Teve início, na terça (8), o Ciclo de Debates Brasil de Fato MG, com o tema “Sistema Político, Democracia e Comunicação”. O encontro, que ocorreu na sede do Sindicato dos Bancários, em BH, contou com o advogado do setor de Direitos Humanos do MST e militante da Consulta Popular Aton Fon Filho – ex-integrante da Ação Libertadora Nacional (ALN) –, e o constitucionalista e professor da UFMG e da PUC-MG José Luiz Quadros Magalhães. Em debate, os limites do atual sistema político.
Aton Fon traçou um paralelo entre os diferentes episódios de golpe de Estado no Brasil. Ele afirma que, a rigor, todo golpe instaura uma ditadura a serviço dos interesses da classe dominante. Mas importa, por outro lado, identificar aquelas camadas da burocracia do Estado responsáveis por levar a cabo as operações do golpe. Em outras palavras, isso equivale a perguntar: quem, concretamente, gere o Estado ditatorial? Em 1937, no Estado Novo, o poder político passou a ser exercido por um único homem; em 1964, pelas Forças Armadas, isto é, o estamento que operava o monopólio da violência, detendo o emprego direto das armas. Para ele, em 2016, o ator central não é o presidente não eleito, Michel Temer (PMDB), mas o estamento jurídico.
“Embora continuem a funcionar instituições como o Legislativo, é o Judiciário quem começa a dizer que a presidência da Câmara ou do Senado, por exemplo, pode ou não pode ser ocupado por quem for considerado réu. Nas mãos do estamento jurídico, fica o poder de definir quem de nós, cidadãos, pode assumir um cargo. Basta que o MP ofereça uma denúncia e o magistrado a receba, transformando alguém em réu, para que essa pessoa fique inabilitada.
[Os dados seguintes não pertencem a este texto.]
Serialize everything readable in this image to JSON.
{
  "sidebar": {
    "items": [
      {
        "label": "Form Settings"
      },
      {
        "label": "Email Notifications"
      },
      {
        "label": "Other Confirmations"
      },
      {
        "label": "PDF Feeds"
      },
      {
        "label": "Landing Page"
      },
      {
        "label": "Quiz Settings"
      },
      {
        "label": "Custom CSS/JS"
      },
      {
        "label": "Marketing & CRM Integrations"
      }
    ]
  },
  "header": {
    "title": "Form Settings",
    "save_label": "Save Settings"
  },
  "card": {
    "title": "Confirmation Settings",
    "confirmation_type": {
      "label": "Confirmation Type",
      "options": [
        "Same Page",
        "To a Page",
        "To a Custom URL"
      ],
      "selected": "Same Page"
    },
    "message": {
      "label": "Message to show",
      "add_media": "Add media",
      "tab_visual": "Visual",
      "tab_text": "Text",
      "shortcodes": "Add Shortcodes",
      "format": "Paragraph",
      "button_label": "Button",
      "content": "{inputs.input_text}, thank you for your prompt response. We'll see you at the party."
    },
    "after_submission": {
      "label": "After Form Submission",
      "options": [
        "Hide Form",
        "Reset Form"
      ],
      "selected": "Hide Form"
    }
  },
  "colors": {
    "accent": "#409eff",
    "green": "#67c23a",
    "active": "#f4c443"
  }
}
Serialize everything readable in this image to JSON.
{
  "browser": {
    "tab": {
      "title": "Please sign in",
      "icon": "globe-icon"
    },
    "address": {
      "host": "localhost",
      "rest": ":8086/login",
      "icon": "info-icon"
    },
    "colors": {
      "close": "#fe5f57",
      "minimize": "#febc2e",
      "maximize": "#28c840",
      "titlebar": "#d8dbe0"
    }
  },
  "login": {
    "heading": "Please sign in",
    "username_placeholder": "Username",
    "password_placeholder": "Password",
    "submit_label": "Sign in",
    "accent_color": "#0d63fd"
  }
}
Na verdade, o poder político não está na própria Constituição ou na lei, mas nas mãos daquele que diz: ‘sou eu quem pode interpretar a Constituição’”, explica Fon.
Ele sublinha que, desde o término da ditadura de 64, o próprio sistema político facultou ao Judiciário exercer prerrogativas contra a democracia. Estava posta, desde então, a possibilidade de que o golpe fosse operado e aprofundado por dentro do próprio sistema, o que traz uma implicação prática para a luta pela democracia.
“Estamos numa situação em que não podemos encontrar no sistema político as possibilidades de mudança, o que não quer dizer que vamos descartar, por exemplo, a possibilidade de operar no sistema eleitoral. O importante, porém, é perceber que não contamos com o mais importante, ou seja, a mobilização das forças sociais que poderiam, fora do aparelho do Estado, construir a verdadeira democracia. E, aqui, não falamos apenas do retorno ao Estado de Direito. Democracia não quer dizer só isso, mas o controle pelos trabalhadores e todas as forças populares da política em seu próprio interesse”, conclui.
“PEC 55 é um seguro para a burguesia”
Na mesma linha de raciocínio, o professor José Luiz Quadros chamou a atenção para as dificuldades da esquerda no sistema representativo e a disputa nas eleições legislativas. Para ele, o golpe atual não suprime, ainda que temporariamente, instituições formais do Estado direito, como o Judiciário e o Parlamento. Antes, torna-os abertamente funcionais para a implementação e aprofundamento do golpe. Ele destaca as limitações que isso tende a criar para implementação de um popular nas próximas décadas e o papel da PEC 55 (antiga 241) nesse contexto.
“A PEC 55 é um seguro para a burguesia estrangeira. Uma PEC que congela gastos durante 20 anos requer três quintos na Câmara e no Senado. Isso inviabiliza qualquer governo à esquerda pelos próximos 20 anos. Ora, nunca, neste sistema, conseguiremos eleger uma ampla maioria legislativa. A única possibilidade para a esquerda implementar mudanças é pelo Executivo, mas, com a PEC, isso também perde a validade. É como se dissessem: podem eleger governos de esquerda, mas eles não vão poder fazer nada’”, alerta.
Próximo encontro
Na quarta, dia 16, acontece a segunda mesa do ciclo. Com o tema “Sistema político e sub-representações”, estarão presentes a juíza Kenarik Boujikian, da Associação Juízes pela Democracia, e a vereadora eleita mais votada de Belo Horizonte, Áurea Carolina, do PSOL. Os debates começam às 19h, na sede do Sindicato dos Bancários (Rua dos Tamoios, 611), em Belo Horizonte. A entrada é gratuita.